Source: CTET Dec 2018 P1, Q67
Q3. Why are cold deserts in India not affected by the monsoon?
Explanation: Cold deserts like Ladakh and Spiti lie on the leeward side of the Himalayas, in the rain shadow. Monsoon winds drop their moisture before crossing the high peaks, leaving these regions extremely dry. NCERT EVS uses Ladakh's landscape to teach children how mountains shape rainfall and habitats.
Source: CTET Dec 2018 P1, Q68
Q4. Which one of the following is responsible for turning Taj Mahal yellow?
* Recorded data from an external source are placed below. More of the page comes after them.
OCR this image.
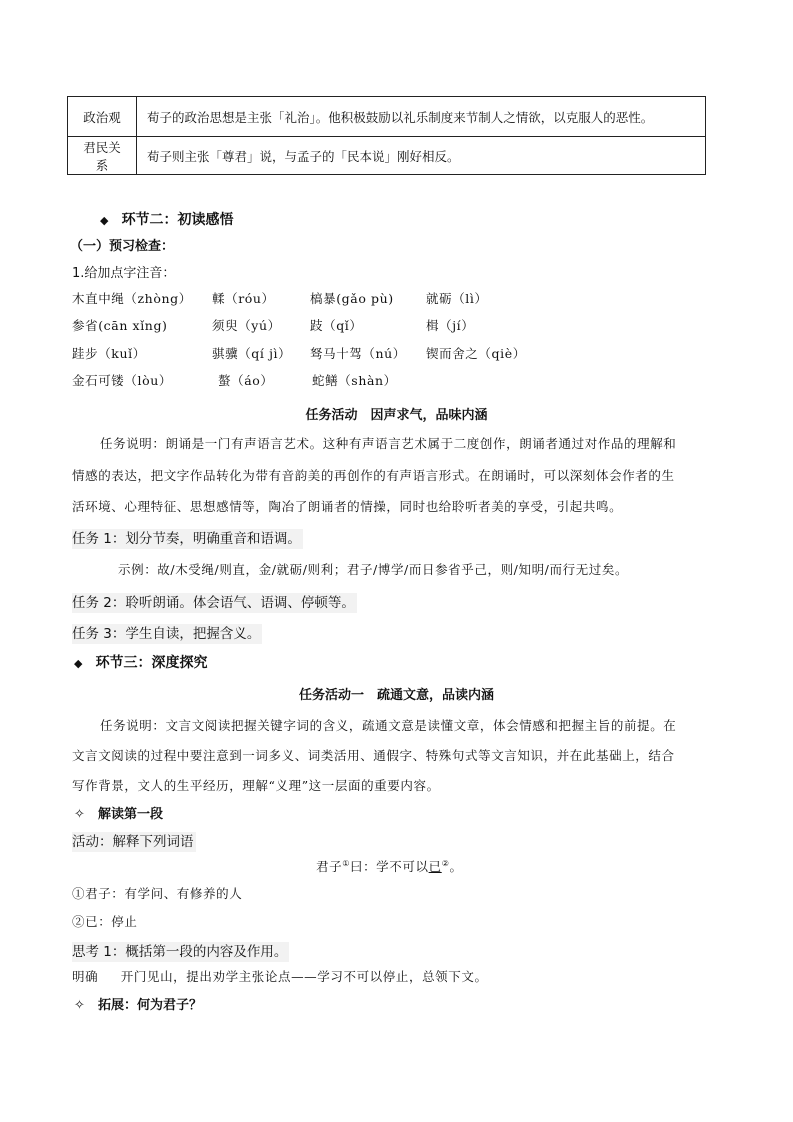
政治观	荀子的政治思想是主张「礼治」。他积极鼓励以礼乐制度来节制人之情欲，以克服人的恶性。
君民关系	荀子则主张「尊君」说，与孟子的「民本说」刚好相反。
◆ 环节二：初读感悟
（一）预习检查：
1.给加点字注音：
木直中绳（zhòng） 輮（róu）	槁暴(gǎo pù)	就砺（lì）
参省(cān xǐng)	须臾（yú） 跂（qǐ）	楫（jí）
跬步（kuǐ）	骐骥（qí jì） 驽马十驾（nú） 锲而舍之（qiè）
金石可镂（lòu）	螯（áo）	蛇鳝（shàn）
任务活动　因声求气，品味内涵
任务说明：朗诵是一门有声语言艺术。这种有声语言艺术属于二度创作，朗诵者通过对作品的理解和
情感的表达，把文字作品转化为带有音韵美的再创作的有声语言形式。在朗诵时，可以深刻体会作者的生
活环境、心理特征、思想感情等，陶冶了朗诵者的情操，同时也给聆听者美的享受，引起共鸣。
任务 1：划分节奏，明确重音和语调。
示例：故/木受绳/则直，金/就砺/则利；君子/博学/而日参省乎己，则/知明/而行无过矣。
任务 2：聆听朗诵。体会语气、语调、停顿等。
任务 3：学生自读，把握含义。
◆ 环节三：深度探究
任务活动一　疏通文意，品读内涵
任务说明：文言文阅读把握关键字词的含义，疏通文意是读懂文章，体会情感和把握主旨的前提。在
文言文阅读的过程中要注意到一词多义、词类活用、通假字、特殊句式等文言知识，并在此基础上，结合
写作背景，文人的生平经历，理解“义理”这一层面的重要内容。
✧ 解读第一段
活动：解释下列词语
君子①曰：学不可以已②。
①君子：有学问、有修养的人
②已：停止
思考 1：概括第一段的内容及作用。
明确 开门见山，提出劝学主张论点——学习不可以停止，总领下文。
✧ 拓展：何为君子？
Explanation: Sulphur-based emissions — primarily sulphur dioxide from nearby refineries, factories and diesel vehicles — react with moisture and deposit on the Taj Mahal's white marble, turning it yellow. NCERT Class V EVS uses this as a concrete example of how air pollution damages not only living beings but also our cultural heritage.
Source: CTET Dec 2018 P1, Q69
Q5. Desert Oak is a tree which is found in
Explanation: Desert Oak is a tall tree native to the central Australian desert, with very deep roots that reach groundwater 30 metres below the surface. NCERT Class V EVS chapter 'A Treat for Mosquitoes' / 'Across the Wall' discusses such desert adaptations to show how plants survive in arid lands worldwide.